Saturday, May 19, 2012

Stories, and Projects, and Some Cemeteries

I recently posted a thing on my Facebook account along the lines of complaining that I can't use the same name for all of my projects. Writress Lana Meyer commented that I should just begin calling everything "The Projects." Lana, this is for you.

So Wednesday I spent a few hours at our Scout Group's chartered organization's Cemetery somewhere in Collierish Township. There were like 8 of us painting this fence with a stain that now stains my work jeans.

Friday I spent on an island in the middle of the Parkway West right outside of the Fort Pitt Tunnels planting flowers. Our honor society has this strange tradition of doing this... as well as dragging along all 80 of us. Later that day I worked lighting and stage for a production at school.

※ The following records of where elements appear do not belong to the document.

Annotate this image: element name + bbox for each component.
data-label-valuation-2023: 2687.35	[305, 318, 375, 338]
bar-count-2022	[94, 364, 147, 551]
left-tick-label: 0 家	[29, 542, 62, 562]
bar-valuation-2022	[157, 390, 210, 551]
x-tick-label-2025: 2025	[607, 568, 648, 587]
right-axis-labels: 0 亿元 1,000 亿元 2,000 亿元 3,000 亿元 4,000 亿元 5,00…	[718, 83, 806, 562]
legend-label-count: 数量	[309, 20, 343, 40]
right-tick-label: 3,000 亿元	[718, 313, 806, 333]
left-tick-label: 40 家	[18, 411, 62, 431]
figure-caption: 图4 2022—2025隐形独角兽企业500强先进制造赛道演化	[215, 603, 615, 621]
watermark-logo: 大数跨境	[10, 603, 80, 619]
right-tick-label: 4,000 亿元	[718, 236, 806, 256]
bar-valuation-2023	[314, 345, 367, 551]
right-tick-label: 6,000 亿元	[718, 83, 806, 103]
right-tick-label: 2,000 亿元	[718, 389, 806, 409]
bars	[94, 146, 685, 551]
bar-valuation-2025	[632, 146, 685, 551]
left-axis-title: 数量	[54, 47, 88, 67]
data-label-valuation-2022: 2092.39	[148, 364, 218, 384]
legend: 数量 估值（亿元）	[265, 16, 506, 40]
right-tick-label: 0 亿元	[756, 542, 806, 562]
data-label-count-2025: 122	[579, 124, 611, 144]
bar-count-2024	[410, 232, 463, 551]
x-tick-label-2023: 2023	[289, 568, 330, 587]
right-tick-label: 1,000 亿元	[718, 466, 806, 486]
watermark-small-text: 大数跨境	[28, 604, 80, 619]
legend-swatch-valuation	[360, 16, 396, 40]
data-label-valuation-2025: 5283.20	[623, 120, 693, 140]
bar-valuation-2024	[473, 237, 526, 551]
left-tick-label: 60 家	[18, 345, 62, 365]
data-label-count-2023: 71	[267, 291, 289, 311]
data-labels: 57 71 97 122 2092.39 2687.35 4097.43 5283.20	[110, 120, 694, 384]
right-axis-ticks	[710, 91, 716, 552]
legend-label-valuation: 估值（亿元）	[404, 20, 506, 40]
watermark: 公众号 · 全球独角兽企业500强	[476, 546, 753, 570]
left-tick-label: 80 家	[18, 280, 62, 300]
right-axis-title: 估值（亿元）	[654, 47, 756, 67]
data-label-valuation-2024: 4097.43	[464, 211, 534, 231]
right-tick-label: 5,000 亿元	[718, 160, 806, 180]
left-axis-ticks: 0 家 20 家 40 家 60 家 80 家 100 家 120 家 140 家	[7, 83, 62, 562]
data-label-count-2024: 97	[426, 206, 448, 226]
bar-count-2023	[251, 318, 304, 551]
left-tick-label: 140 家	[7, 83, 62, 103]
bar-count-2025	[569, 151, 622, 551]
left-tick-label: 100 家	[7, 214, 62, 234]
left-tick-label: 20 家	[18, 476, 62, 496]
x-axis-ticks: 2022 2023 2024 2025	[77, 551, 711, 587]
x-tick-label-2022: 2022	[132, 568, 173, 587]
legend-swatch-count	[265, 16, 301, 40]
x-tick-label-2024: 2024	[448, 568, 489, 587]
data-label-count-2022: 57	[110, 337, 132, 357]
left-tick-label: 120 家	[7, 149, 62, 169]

Saturday morning I spent with my scout troop out at Chartiers Cemetery at the GAR Plot. For those keeping score at home, I have been working with the local Civil War reenactor group for about a year and a half now, and last year we started this annual Memorial Day project of cleaning up the GAR plot as well as shining up the monument and planting flowers.

The reenactor group had raised money to have the headstones that had sunk into the ground re-set, and as a result, the bottoms of the headstones were dirty. A few of us scrubbed off the dirt and generally made the headstones easier to read.

We also planted flowers at the graves of all of the veterans, as well as generically cleaned up stuff.

I took on the long task of placing a flag at each of the 120-something veterans' graves. I thought this was cool---a Boy Scout laying flags at the graves of the Union soldiers who after the war fought to get an American flag in every public classroom. I also (being my egotistical self) thought... now what would they think? Then it donned on me---a lot of the veterans died before the Scouting Movement started in the US. So, in a strange way, it came full circle.

I also took a pilgrimage around the cemetery containing a PA governor, Myron Cope, a monument to a fatality of the Titanic, and a fatality of a Flood in either California or Florida. Looking around at all of the graves brought me back to John Green video (which can be found here) about going to see a cemetery.

In short, it is amazing to look around and admire those who had gone before you, and to those you don't know... just imagining their stories.

Cemeteries fascinate me just as much as they disturb me. I love to look at the names and imagine the stories, but when you look at the permanence of it all, and the thought that you too will become one of those lost stories... it's unnerving.

But at the same time, in the end, it fascinates me. The least I can do for these people whom I never met nor will ever meet is to place a flag at his grave, or maybe plant a flower, or even read their name aloud.